The stand out success of the Major years was the reduction in crime achieved by Michael Howard’s crime policies and the ‘prison works‘ policy, in particular.  Crime started falling after many years of punishing increases.  If Margaret Thatcher and Geoffrey Howe tore up the idea that it was government’s job to merely manage Britain’s economic decline, John Major and Michael Howard ended the state’s failure to contain crime.

In what ConservativeHome believes is the biggest and most positive policy announcement to yet emerge from David Cameron’s leadership, The Sunday Telegraph reports that the Conservatives want to plough £15bn into building more prisons and keeping offenders in jail for longer.  The cost will be met by scrapping Labour’s expensive ID cards scheme.  (9.30am update: David Davis, just speaking on Sunday AM, has said that The Sunday Telegraph has overstated the extent of planned prisons investment).

Matthew d’Ancona defends the policy in his Sunday Telegraph column:

"And just in case you think that sounds a bit un-compassionate, the Tories point out that greater prison capacity will reduce over-crowding, limit the movement of inmates from one prison to another, and thus make rehabilitation and education programmes more practical."

Tory traditionalists will warmly welcome this policy.  After months of declining to talk about Home Office responsibilities, Mr Cameron has raised the issue of crime at almost every PMQs since the foreign prisoners scandal broke.  The party now has a flagship policy to substantiate its own commitment to tackle crime.  Also, in The Sunday Telegraph, David Davis comments on the crisis engulfing Met chief Sir Iain Blair.

TasersAnother, more controversial crime-fighting policy, is suggested by the Shadow Home Secretary’s near-namesake, David Davies, the Tory MP for Monmouth.  Writing for the Mail on Sunday, Mr Davies – who is also running a campaign to stop all further early releases – was recently the victim of a serious burgulary.  He believes that homeowners should be permitted to use Taser electronic stun guns against intruders.  The US-based Taser company notes that Tasers effect temporary but immediate paralysis in their target by overwhelming the central nervous system with a 50,000 volt shock.  Mr Davies, explaining why homeowners should have Taser guns:

"There is an unwritten compact between the State and the citizen.  The State has an obligation to use its might to keep us safe from crime.
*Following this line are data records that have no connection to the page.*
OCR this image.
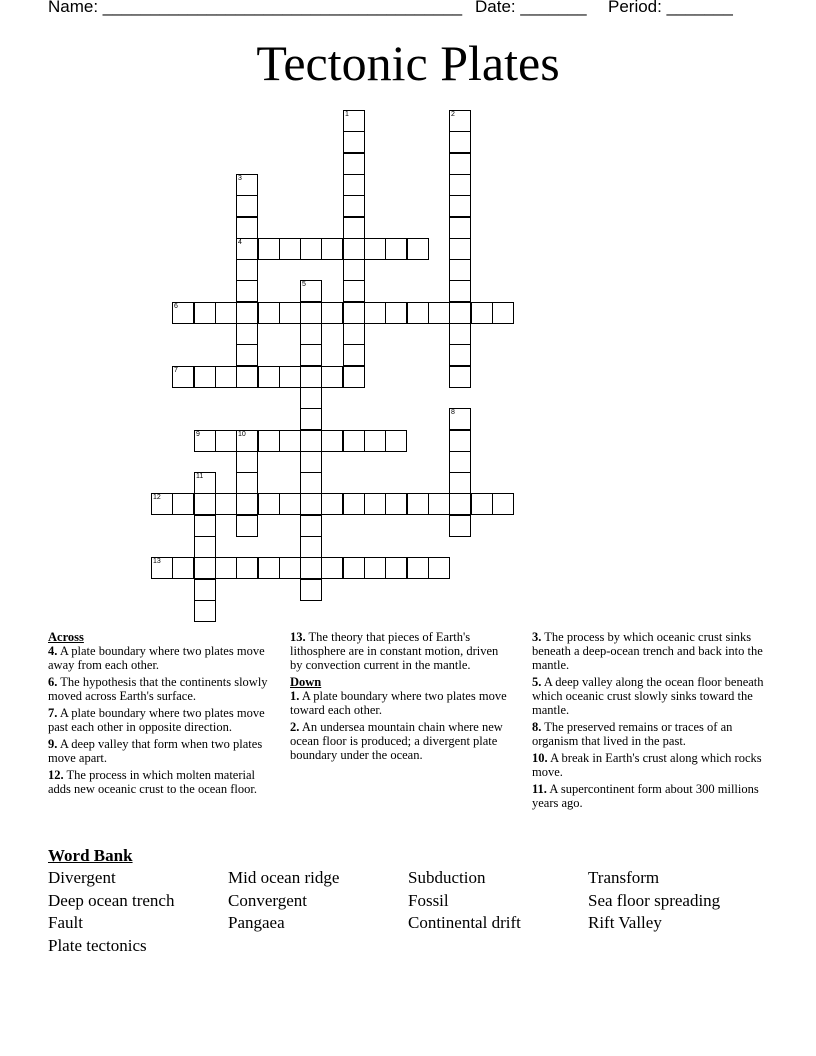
Name: ______________________________________ Date: _______ Period: _______
Tectonic Plates
1	2
3
4
5
6
7
8
9	10
11
12
13

Across

4. A plate boundary where two plates move away from each other.

6. The hypothesis that the continents slowly moved across Earth's surface.

7. A plate boundary where two plates move past each other in opposite direction.

9. A deep valley that form when two plates move apart.

12. The process in which molten material adds new oceanic crust to the ocean floor.

13. The theory that pieces of Earth's lithosphere are in constant motion, driven by convection current in the mantle.

Down

1. A plate boundary where two plates move toward each other.

2. An undersea mountain chain where new ocean floor is produced; a divergent plate boundary under the ocean.

3. The process by which oceanic crust sinks beneath a deep-ocean trench and back into the mantle.

5. A deep valley along the ocean floor beneath which oceanic crust slowly sinks toward the mantle.

8. The preserved remains or traces of an organism that lived in the past.

10. A break in Earth's crust along which rocks move.

11. A supercontinent form about 300 millions years ago.

Word Bank
Divergent	Mid ocean ridge	Subduction	Transform
Deep ocean trench	Convergent	Fossil	Sea floor spreading
Fault	Pangaea	Continental drift	Rift Valley
Plate tectonics
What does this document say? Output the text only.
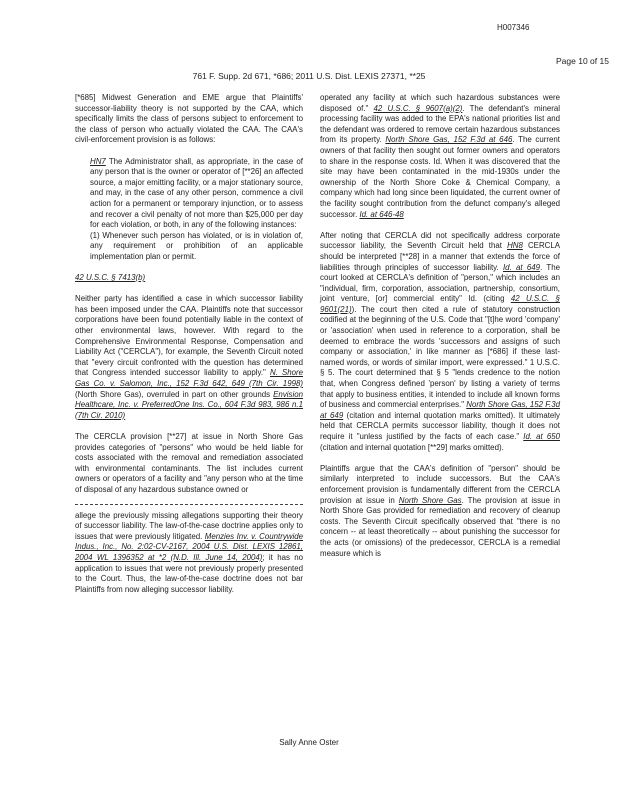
H007346
Page 10 of 15
761 F. Supp. 2d 671, *686; 2011 U.S. Dist. LEXIS 27371, **25

[*685] Midwest Generation and EME argue that Plaintiffs' successor-liability theory is not supported by the CAA, which specifically limits the class of persons subject to enforcement to the class of person who actually violated the CAA. The CAA's civil-enforcement provision is as follows:

HN7 The Administrator shall, as appropriate, in the case of any person that is the owner or operator of [**26] an affected source, a major emitting facility, or a major stationary source, and may, in the case of any other person, commence a civil action for a permanent or temporary injunction, or to assess and recover a civil penalty of not more than $25,000 per day for each violation, or both, in any of the following instances:

(1) Whenever such person has violated, or is in violation of, any requirement or prohibition of an applicable implementation plan or permit.

42 U.S.C. § 7413(b)

Neither party has identified a case in which successor liability has been imposed under the CAA. Plaintiffs note that successor corporations have been found potentially liable in the context of other environmental laws, however. With regard to the Comprehensive Environmental Response, Compensation and Liability Act ("CERCLA"), for example, the Seventh Circuit noted that "every circuit confronted with the question has determined that Congress intended successor liability to apply." N. Shore Gas Co. v. Salomon, Inc., 152 F.3d 642, 649 (7th Cir. 1998) (North Shore Gas), overruled in part on other grounds Envision Healthcare, Inc. v. PreferredOne Ins. Co., 604 F.3d 983, 986 n.1 (7th Cir. 2010)

The CERCLA provision [**27] at issue in North Shore Gas provides categories of "persons" who would be held liable for costs associated with the removal and remediation associated with environmental contaminants. The list includes current owners or operators of a facility and "any person who at the time of disposal of any hazardous substance owned or

allege the previously missing allegations supporting their theory of successor liability. The law-of-the-case doctrine applies only to issues that were previously litigated. Menzies Inv. v. Countrywide Indus., Inc., No. 2:02-CV-2167, 2004 U.S. Dist. LEXIS 12861, 2004 WL 1396352 at *2 (N.D. Ill. June 14, 2004); it has no application to issues that were not previously properly presented to the Court. Thus, the law-of-the-case doctrine does not bar Plaintiffs from now alleging successor liability.

operated any facility at which such hazardous substances were disposed of." 42 U.S.C. § 9607(a)(2). The defendant's mineral processing facility was added to the EPA's national priorities list and the defendant was ordered to remove certain hazardous substances from its property. North Shore Gas, 152 F.3d at 646. The current owners of that facility then sought out former owners and operators to share in the response costs. Id. When it was discovered that the site may have been contaminated in the mid-1930s under the ownership of the North Shore Coke & Chemical Company, a company which had long since been liquidated, the current owner of the facility sought contribution from the defunct company's alleged successor. Id. at 646-48

After noting that CERCLA did not specifically address corporate successor liability, the Seventh Circuit held that HN8 CERCLA should be interpreted [**28] in a manner that extends the force of liabilities through principles of successor liability. Id. at 649. The court looked at CERCLA's definition of "person," which includes an "individual, firm, corporation, association, partnership, consortium, joint venture, [or] commercial entity" Id. (citing 42 U.S.C. § 9601(21)). The court then cited a rule of statutory construction codified at the beginning of the U.S. Code that "[t]he word 'company' or 'association' when used in reference to a corporation, shall be deemed to embrace the words 'successors and assigns of such company or association,' in like manner as [*686] if these last-named words, or words of similar import, were expressed." 1 U.S.C. § 5. The court determined that § 5 "lends credence to the notion that, when Congress defined 'person' by listing a variety of terms that apply to business entities, it intended to include all known forms of business and commercial enterprises." North Shore Gas, 152 F.3d at 649 (citation and internal quotation marks omitted). It ultimately held that CERCLA permits successor liability, though it does not require it "unless justified by the facts of each case." Id. at 650 (citation and internal quotation [**29] marks omitted).

Plaintiffs argue that the CAA's definition of "person" should be similarly interpreted to include successors. But the CAA's enforcement provision is fundamentally different from the CERCLA provision at issue in North Shore Gas. The provision at issue in North Shore Gas provided for remediation and recovery of cleanup costs. The Seventh Circuit specifically observed that "there is no concern -- at least theoretically -- about punishing the successor for the acts (or omissions) of the predecessor, CERCLA is a remedial measure which is

Sally Anne Oster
In return, individual householders agree not to bear arms or use anything more than minimal force against intruders.  The State, under Labour and Tony Blair, has manifestly failed to keep its side of the bargain – showing itself to be indifferent to the plight of burgulary victims.  So now is the time to begin a serious debate about giving citizens new powers to protect their property and families."

Some British police forces are beginning to use Tasers but opponents claim that as many as 50 American civilians have suffered fatal heart attacks after having been ‘Tasered’.